Mit Blick auf einen direkten Kroos-Ersatz fallen aber zwei andere Namen auf: Aleksandar Pavlović und Angelo Stiller. Ersterer ist bereits bei der EM im Sommer Teil des DFB-Kaders. Bei den Bayern stellte der 20-Jährige eindrucksvoll unter Beweis, dass er nicht nur viel Ballgefühl hat, sondern auch Spielsituationen vorausschauend lesen kann. Pavlović ist schon jetzt ein guter Taktgeber, kann das Tempo im Mittelfeld diktieren und unter Druck gute Entscheidungen treffen.

Auf Stiller treffen diese Attribute ebenfalls zu. Allerdings ist der Stuttgarter nicht so dynamisch wie Pavlović. Er ist sogar relativ langsam, was Antritt und Endgeschwindigkeit anbelangt. Einer der Gründe, warum er den FC Bayern verlassen musste, war, dass man für ihn keinen Platz in einem System sah, das defensiv auf Geschwindigkeit und offensiv auf aggressives Gegenpressing ausgelegt war.

Das macht ihn sogar noch besser vergleichbar mit Kroos. Einerseits die Defizite gegen den Ball, andererseits ein streitbares Ende beim deutschen Rekordmeister, das für viele Diskussionen gesorgt hat und immer noch sorgt. Gerade am Campus des FC Bayern herrscht große Unzufriedenheit über den Verlust von Stiller.

kroos-05
© getty

Toni Kroos: Querpässe, die Deutschland vermissen wird

Doch so vielversprechend manches junge Talent auch ist, die Fußstapfen von Kroos sind zu riesig. Das ist schon jetzt klar. Julian Nagelsmann wird taktisch und personell experimentieren müssen, um den Verlust aufzufangen.

Was wiederum zeigt, wie groß dieser Spieler tatsächlich ist. Nach nur zwei Comeback-Einsätzen im DFB-Trikot sind die Sorgenfalten schon jetzt riesig, wenn man an den Abschied denkt. Material, aus dem Geschichten über Legenden gestrickt sind.
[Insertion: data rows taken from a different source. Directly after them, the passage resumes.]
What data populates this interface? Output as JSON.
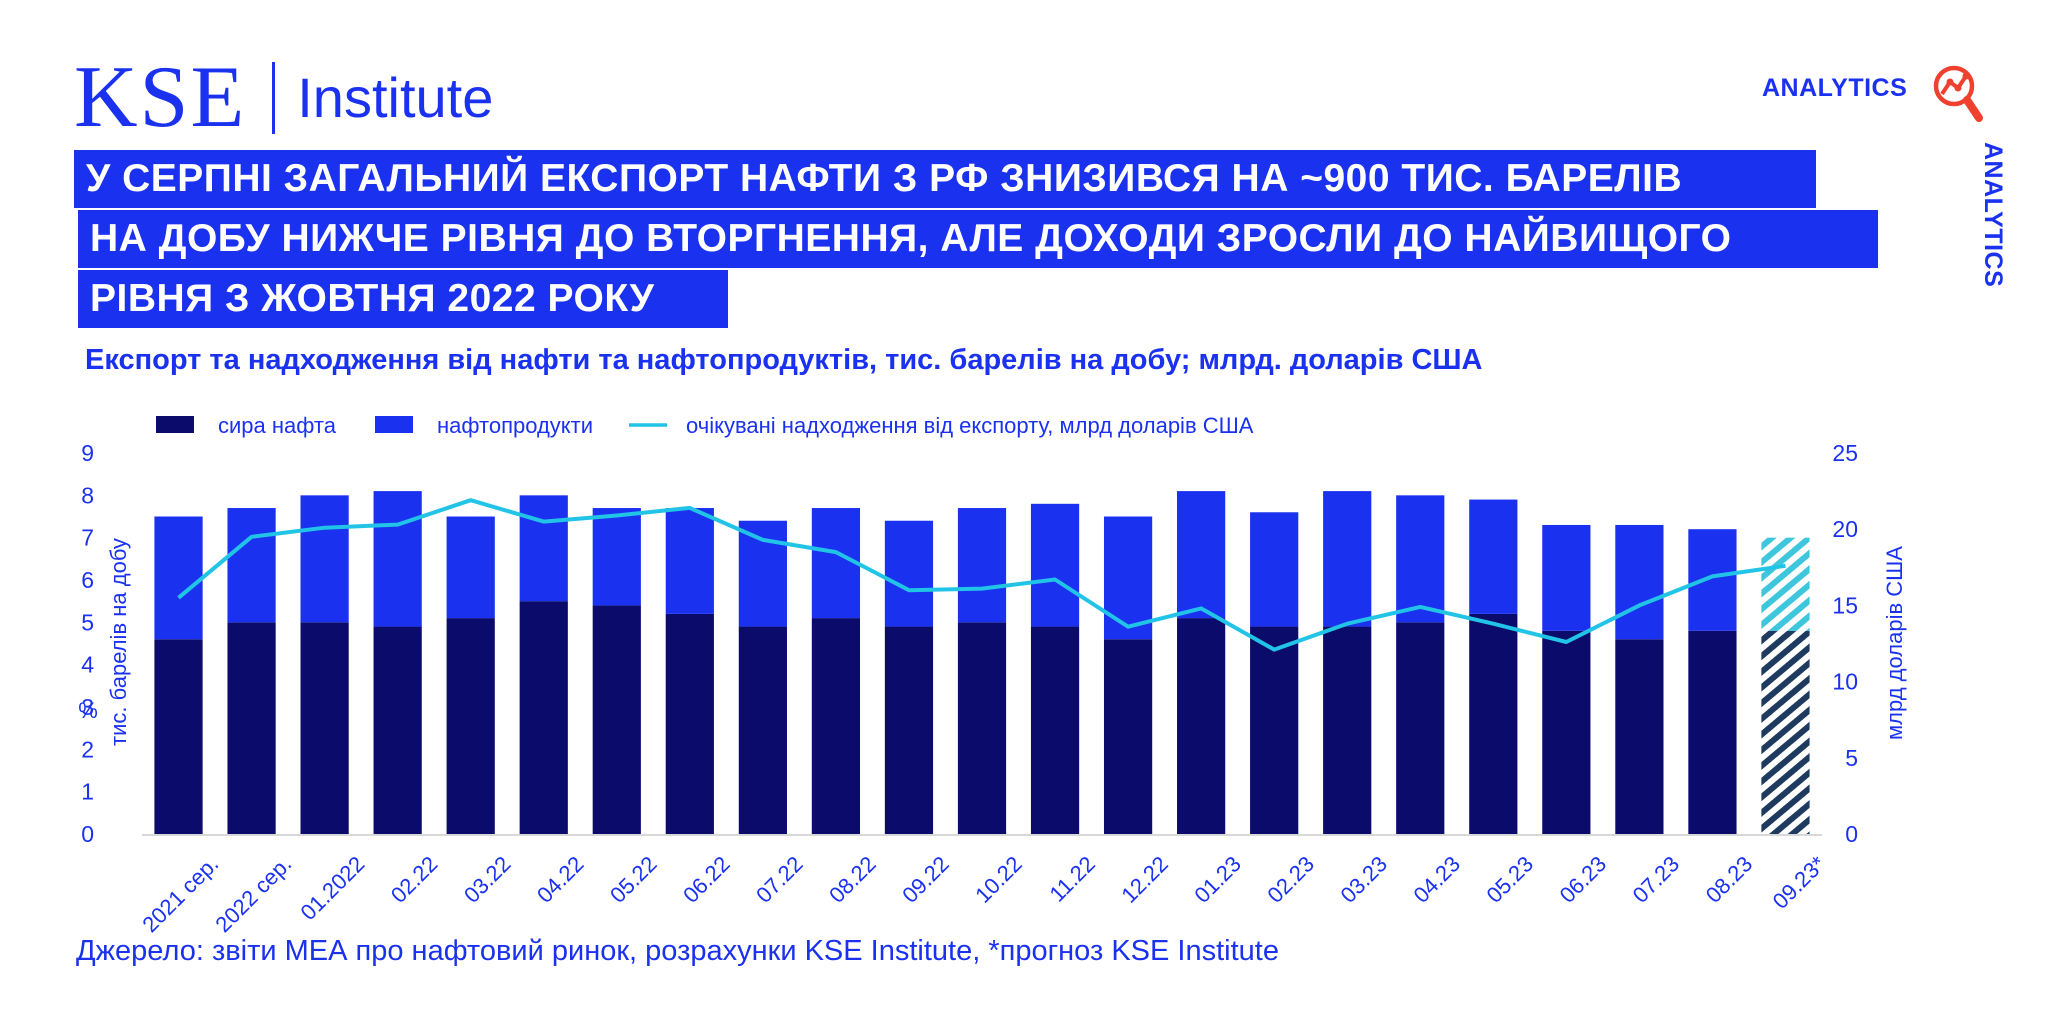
{
  "header": {
    "logo_main": "KSE",
    "logo_sub": "Institute",
    "analytics_label": "ANALYTICS",
    "analytics_vertical": "ANALYTICS",
    "title_lines": [
      "У СЕРПНІ ЗАГАЛЬНИЙ ЕКСПОРТ НАФТИ З РФ ЗНИЗИВСЯ НА ~900 ТИС. БАРЕЛІВ",
      "НА ДОБУ НИЖЧЕ РІВНЯ ДО ВТОРГНЕННЯ, АЛЕ ДОХОДИ ЗРОСЛИ ДО НАЙВИЩОГО",
      "РІВНЯ З ЖОВТНЯ 2022 РОКУ"
    ],
    "subtitle": "Експорт та надходження від нафти та нафтопродуктів, тис. барелів на добу; млрд. доларів США"
  },
  "footer": {
    "source": "Джерело: звіти МЕА про нафтовий ринок, розрахунки KSE Institute, *прогноз KSE Institute"
  },
  "colors": {
    "brand": "#1a31f0",
    "crude": "#0b0b6b",
    "products": "#1a31f0",
    "revenue_line": "#21c4e6",
    "forecast_lower": "#1e3a5f",
    "forecast_upper": "#3ec6dc",
    "analytics_icon": "#f0412f"
  },
  "chart_data": {
    "type": "bar",
    "stacked": true,
    "categories": [
      "2021 сер.",
      "2022 сер.",
      "01.2022",
      "02.22",
      "03.22",
      "04.22",
      "05.22",
      "06.22",
      "07.22",
      "08.22",
      "09.22",
      "10.22",
      "11.22",
      "12.22",
      "01.23",
      "02.23",
      "03.23",
      "04.23",
      "05.23",
      "06.23",
      "07.23",
      "08.23",
      "09.23*"
    ],
    "series": [
      {
        "name": "сира нафта",
        "axis": "left",
        "values": [
          4.6,
          5.0,
          5.0,
          4.9,
          5.1,
          5.5,
          5.4,
          5.2,
          4.9,
          5.1,
          4.9,
          5.0,
          4.9,
          4.6,
          5.1,
          4.9,
          4.9,
          5.0,
          5.2,
          4.8,
          4.6,
          4.8,
          4.8
        ]
      },
      {
        "name": "нафтопродукти",
        "axis": "left",
        "values": [
          2.9,
          2.7,
          3.0,
          3.2,
          2.4,
          2.5,
          2.3,
          2.5,
          2.5,
          2.6,
          2.5,
          2.7,
          2.9,
          2.9,
          3.0,
          2.7,
          3.2,
          3.0,
          2.7,
          2.5,
          2.7,
          2.4,
          2.2
        ]
      },
      {
        "name": "очікувані надходження від експорту, млрд доларів США",
        "axis": "right",
        "type": "line",
        "values": [
          15.5,
          19.5,
          20.1,
          20.3,
          21.9,
          20.5,
          20.9,
          21.4,
          19.3,
          18.5,
          16.0,
          16.1,
          16.7,
          13.6,
          14.8,
          12.1,
          13.8,
          14.9,
          13.8,
          12.6,
          15.0,
          16.9,
          17.6
        ]
      }
    ],
    "forecast_categories": [
      "09.23*"
    ],
    "ylabel": "тис. барелів на добу",
    "ylabel_extra": "%",
    "y2label": "млрд доларів США",
    "ylim": [
      0,
      9
    ],
    "y2lim": [
      0,
      25
    ],
    "yticks": [
      "0",
      "1",
      "2",
      "3",
      "4",
      "5",
      "6",
      "7",
      "8",
      "9"
    ],
    "y2ticks": [
      "0",
      "5",
      "10",
      "15",
      "20",
      "25"
    ],
    "legend_position": "top-left",
    "grid": false
  }
}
Mit einem großen Wurf bei der EM könnte sich Kroos auch im Gesamtbild des deutschen Fußballs nochmal klarer als Legende verewigen - vielleicht schafft er das sogar ohne Wunde am Kopf oder heroische Grätsche.
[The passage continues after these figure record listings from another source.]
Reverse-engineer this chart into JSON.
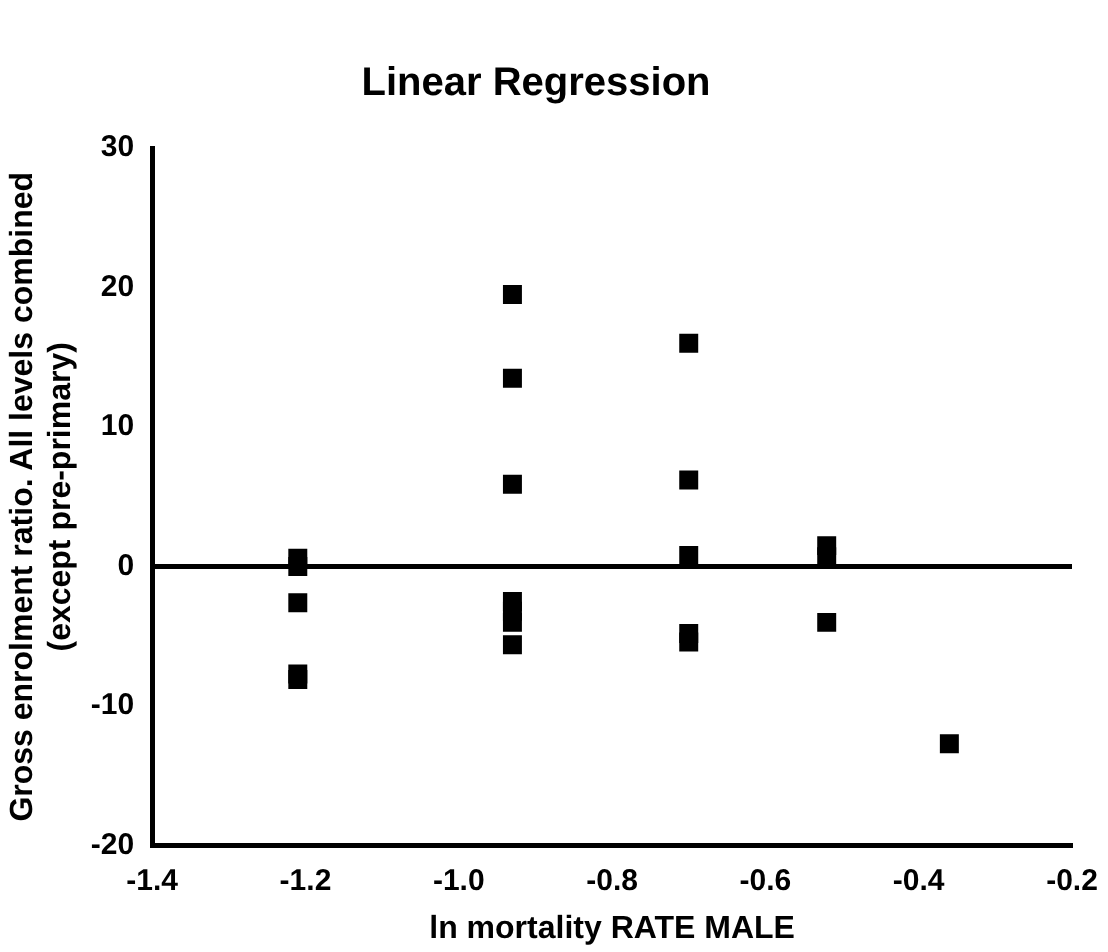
{
  "chart_data": {
    "type": "scatter",
    "title": "Linear Regression",
    "xlabel": "ln mortality RATE MALE",
    "ylabel": "Gross enrolment ratio. All levels combined\n(except pre-primary)",
    "series": [
      {
        "color": "#000000",
        "x": [
          -1.21,
          -1.21,
          -1.21,
          -1.21,
          -1.21,
          -0.93,
          -0.93,
          -0.93,
          -0.93,
          -0.93,
          -0.93,
          -0.93,
          -0.7,
          -0.7,
          -0.7,
          -0.7,
          -0.7,
          -0.52,
          -0.52,
          -0.52,
          -0.36
        ],
        "values": [
          0.6,
          0,
          -2.6,
          -7.7,
          -8.1,
          19.5,
          13.5,
          5.9,
          -2.5,
          -3.2,
          -4,
          -5.6,
          16,
          6.2,
          0.8,
          -4.8,
          -5.4,
          1.5,
          0.7,
          -4,
          -12.7
        ]
      }
    ],
    "marker": "square",
    "xlim": [
      -1.4,
      -0.2
    ],
    "xticks": [
      -1.4,
      -1.2,
      {
        "value": -1.0,
        "label": "-1.0"
      },
      -0.8,
      -0.6,
      -0.4,
      -0.2
    ],
    "ylim": [
      -20,
      30
    ],
    "yticks": [
      -20,
      -10,
      0,
      10,
      20,
      30
    ],
    "grid": false,
    "legend": false,
    "ref_lines": [
      {
        "axis": "y",
        "value": 0,
        "color": "#000000"
      }
    ]
  }
}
Unbeantwortet bleiben jedoch die zwei großen Fragen, die mit seinem Abschied verbunden sind: Wer kann ihn sportlich ersetzen? Und an wem arbeiten sich die Deutschen zukünftig ab, wenn nicht an den Pässen, die Kroos zumindest aus der Bildschirmperspektive heraus immer quer über den Rasen streichelt?